Cantates et symphonie à quatre, par Véronique Diestchy et l’ensemble Stradivaria
Parmi les enregistrements consacrés à ces cantates, il faut nommer tout d’abord celui qu’ont réalisé en 1989 la soprano Véronique Dietschy et l’ensemble Stradivaria dirigé par Daniel Cuiller. La première œuvre qui y figure est la cantate L’Armonica de 1769, sur un texte de Métastase. Cette cantate a pour particularité d’être la première œuvre à avoir été écrite pour l’harmonica de verre que venait de mettre au point Benjamin Franklin, dont les deux nièces ont participé à la création de l’œuvre. Après une ouverture typique du style tardif de Hasse, avec de belles couleurs de cors et de hautbois, la première aria « Ah perche » est un élégant andante paisible quoique légèrement plaintif. Ce n’est cependant que dans le récitatif accompagné qui suit que l’harmonica de verre fait son apparition, avant une longue aria conclusive à caractère pastoral où l’instrument dialogue avec la voix et l’orchestre (« Alla stagion di fiori ») et imite le souffle léger du zéphyr printanier.
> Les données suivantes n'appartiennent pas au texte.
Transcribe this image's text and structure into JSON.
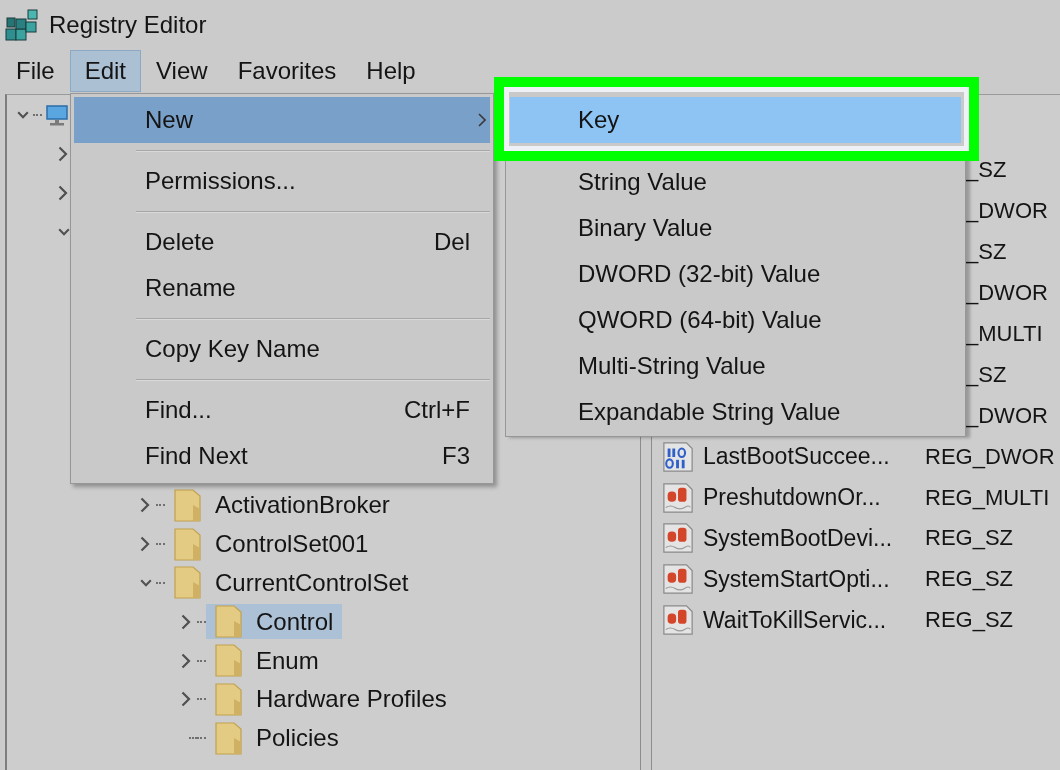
{
  "window": {
    "title": "Registry Editor"
  },
  "menu_bar": [
    {
      "label": "File",
      "selected": false
    },
    {
      "label": "Edit",
      "selected": true
    },
    {
      "label": "View",
      "selected": false
    },
    {
      "label": "Favorites",
      "selected": false
    },
    {
      "label": "Help",
      "selected": false
    }
  ],
  "edit_menu": {
    "items": [
      {
        "kind": "item",
        "label": "New",
        "has_submenu": true,
        "selected": true
      },
      {
        "kind": "separator"
      },
      {
        "kind": "item",
        "label": "Permissions...",
        "has_submenu": false,
        "selected": false
      },
      {
        "kind": "separator"
      },
      {
        "kind": "item",
        "label": "Delete",
        "shortcut": "Del",
        "has_submenu": false,
        "selected": false
      },
      {
        "kind": "item",
        "label": "Rename",
        "has_submenu": false,
        "selected": false
      },
      {
        "kind": "separator"
      },
      {
        "kind": "item",
        "label": "Copy Key Name",
        "has_submenu": false,
        "selected": false
      },
      {
        "kind": "separator"
      },
      {
        "kind": "item",
        "label": "Find...",
        "shortcut": "Ctrl+F",
        "has_submenu": false,
        "selected": false
      },
      {
        "kind": "item",
        "label": "Find Next",
        "shortcut": "F3",
        "has_submenu": false,
        "selected": false
      }
    ]
  },
  "new_submenu": {
    "items": [
      {
        "label": "Key",
        "selected": true,
        "outlined": true
      },
      {
        "label": "String Value",
        "selected": false,
        "outlined": false
      },
      {
        "label": "Binary Value",
        "selected": false,
        "outlined": false
      },
      {
        "label": "DWORD (32-bit) Value",
        "selected": false,
        "outlined": false
      },
      {
        "label": "QWORD (64-bit) Value",
        "selected": false,
        "outlined": false
      },
      {
        "label": "Multi-String Value",
        "selected": false,
        "outlined": false
      },
      {
        "label": "Expandable String Value",
        "selected": false,
        "outlined": false
      }
    ]
  },
  "tree": {
    "items": [
      {
        "kind": "computer",
        "expanded": true,
        "children": [
          {
            "expanded": false
          },
          {
            "expanded": false
          },
          {
            "expanded": true
          }
        ]
      }
    ],
    "lower_items": [
      {
        "kind": "folder",
        "label": "ActivationBroker",
        "expanded": false,
        "selected": false
      },
      {
        "kind": "folder",
        "label": "ControlSet001",
        "expanded": false,
        "selected": false
      },
      {
        "kind": "folder",
        "label": "CurrentControlSet",
        "expanded": true,
        "selected": false,
        "children": [
          {
            "kind": "folder",
            "label": "Control",
            "expanded": false,
            "selected": true
          },
          {
            "kind": "folder",
            "label": "Enum",
            "expanded": false,
            "selected": false
          },
          {
            "kind": "folder",
            "label": "Hardware Profiles",
            "expanded": false,
            "selected": false
          },
          {
            "kind": "folder",
            "label": "Policies",
            "selected": false
          }
        ]
      }
    ]
  },
  "values_list": {
    "rows": [
      {
        "type": "_SZ"
      },
      {
        "type": "_DWOR"
      },
      {
        "type": "_SZ"
      },
      {
        "type": "_DWOR"
      },
      {
        "type": "_MULTI"
      },
      {
        "type": "_SZ"
      },
      {
        "type": "_DWOR"
      },
      {
        "kind": "binary",
        "name": "LastBootSuccee...",
        "type": "REG_DWOR"
      },
      {
        "kind": "string",
        "name": "PreshutdownOr...",
        "type": "REG_MULTI"
      },
      {
        "kind": "string",
        "name": "SystemBootDevi...",
        "type": "REG_SZ"
      },
      {
        "kind": "string",
        "name": "SystemStartOpti...",
        "type": "REG_SZ"
      },
      {
        "kind": "string",
        "name": "WaitToKillServic...",
        "type": "REG_SZ"
      }
    ]
  }
}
La seconde cantate qui figure dans ce disque est La Gelosia (La jalousie), composée en 1762 sur un texte de Métastase où un berger, après avoir promis à sa bergère de n’être plus jaloux, en arrive à la conclusion qu’il s’agit d’une promesse qu’il n’est pas en mesure de tenir. La première aria, qui suit un récitatif très expressif, correspond précisément à la promesse du protagoniste. Il s’agit d’un air très classique, à l’ut majeur non dénué d’une solennité sereine, rehaussé par les douces couleurs du hautbois. Après un récitatif agité qui voit le berger céder de nouveau à la jalousie s’ouvre une vigoureuse aria (« Giura il nocchier ») basée sur une métaphore marine, mais dont la partie centrale, qui recourt à une seconde métaphore, est particulièrement développée (les cors y imitent l’appel que la trompette lance au guerrier). L’agitation de l’orchestre signifie cette fois l’incapacité du protagoniste à demeurer fidèle à son serment.
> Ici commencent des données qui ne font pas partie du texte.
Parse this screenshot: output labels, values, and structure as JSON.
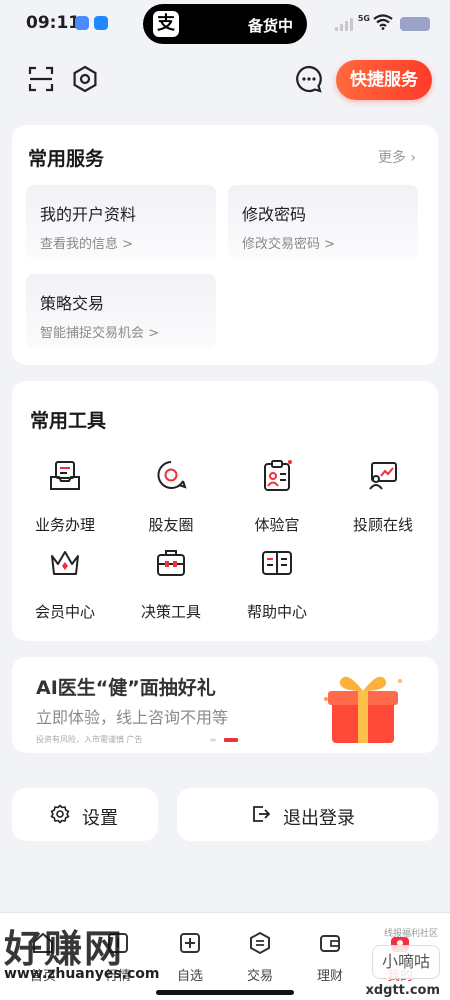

Si l’interprétation se montre toujours correcte, elle peut donner cependant l’impression de manquer d’engagement et de vigueur.
 
Récital Haendel-Hasse, de Vivica Genaux
On peut ajouter, dans cet article consacré aux enregistrements des cantates avec orchestre, le récital gravé par Vivica Genaux, accompagnée par Les Violons du Roy de Bernard Labadie, même s’il se compose tout d’abord d’airs issus de l’opéra Arminio (mis en musique à trois reprises par Hasse en 1730, 1745 et 1753 ; la notice, cependant, se montre si vague qu’elle ne permet pas de savoir avec certitude de quelle version de cet opéra les arias enregistrées sont issues). Si la mezzo-soprano se montre très convaincante, la construction du programme semble peu compréhensible, puisque la chanteuse a fait le choix de trois airs qui, bien qu’ils soient de colorations différentes (de la confiance exprimée dans « Ti lascio in ceppi avinto » aux tendres adieux de « Vaghi rai, pupille amate » en passant par l’élégance de « Se mia speranza sola », où la fluidité de la ligne mélodique et de l’accompagnement orchestral semble sublimer la douleur du personnage) n’offrent pas les contrastes qu’on aurait été en droit d’espérer. Le disque se conclut par la cantate La Scusa (L’excuse), sur un texte de Métastase de tonalité très arcadienne. La première aria (« Trova un sol »), qui fait intervenir l’orchestre au complet, avec cors, hautbois et flûtes par paires, est remarquable par l’élégance, la délicatesse expressive et la restitution d’un climat pastoral idyllique. Dans la seconde aria (« Torna in quell’onda chiara »), l’évocation de la source donne lieu à l’expression d’une joie jaillissante.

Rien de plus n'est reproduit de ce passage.